Nosotros íbamos directamente a la puerta de acceso, ya que siempre íbamos con el tiempo justo. Al llegar a los tornos, recuerdo cómo mi padre nos mantenía lo más pegado posible a él, para que pasáramos juntos sin problemas. Era un ritual que me hacía sentir parte de algo mucho más grande, como si, de alguna manera, formara parte del equipo desde el momento en que cruzaba ese umbral. Subir las pequeñas escaleras y ver el césped, respirar el olor, escuchar la megafonía, envolvía a la tarde noche en una magia especial. Vi muchos partidos grandiosos y equipos de bandera como el Madrid de Amancio y Pirri, el Barcelona de Sadurní, Gallego, Cruyff, Sotil y tantos otros. Pude disfrutar de varias etapas de la UD, pero verlo con mi padre era único. Cuando él falleció, en el 78, el año de la final de la Copa del Rey con el Barcelona, con los jugadores argentinos Brindisi, Wolff o el mismísimo Carnevalli, internacional por Argentina, ir al fútbol no era igual. Nos llevaba un amigo de mi padre o cogíamos la guagua enfrente de casa, pero ya no había emoción, ya no olía a las fragancias de antaño y no disfrutaba de los triunfos del equipillo.

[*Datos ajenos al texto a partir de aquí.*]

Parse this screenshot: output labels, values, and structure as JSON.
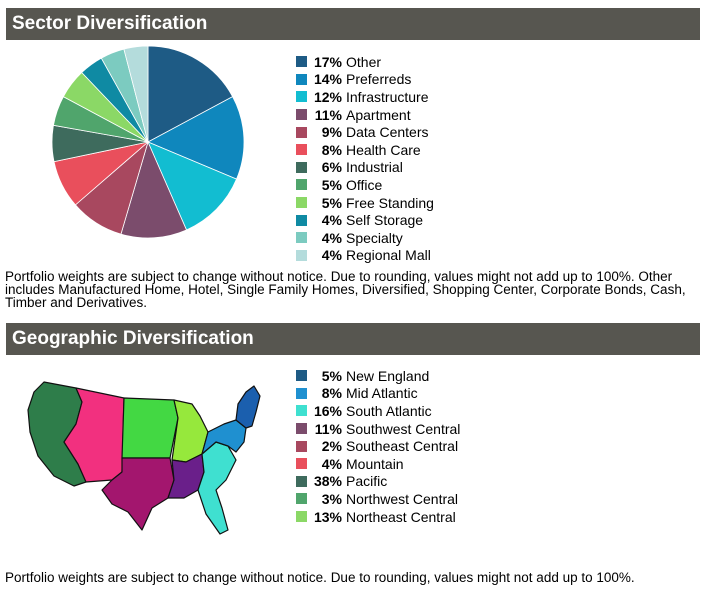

Ahora, al cumplirse 75 años de la fundación de la Unión Deportiva Las Palmas, no puedo evitar sentir una profunda gratitud por esos recuerdos que compartí con mi padre. Él fue uno de los primeros en creer en el club, y a través de él yo también aprendí a amar a la UD Las Palmas. Aunque los tiempos han cambiado, y con ellos el fútbol, el sentimiento sigue siendo el mismo. Cada vez que pienso en esos días, vuelvo a sentirme como aquel niño que, con los ojos llenos de ilusión, entraba al estadio de la mano de su padre.
Hoy, más que nunca, celebro esos 75 años de historia, no solo por lo que significan para el fútbol canario, sino por lo que representan en mi vida personal. Porque más allá de los goles, las victorias y los trofeos, la Unión Deportiva Las Palmas siempre será para mí un puente hacia los recuerdos más entrañables de mi infancia, y un legado que mi padre me dejó, y que llevo con orgullo.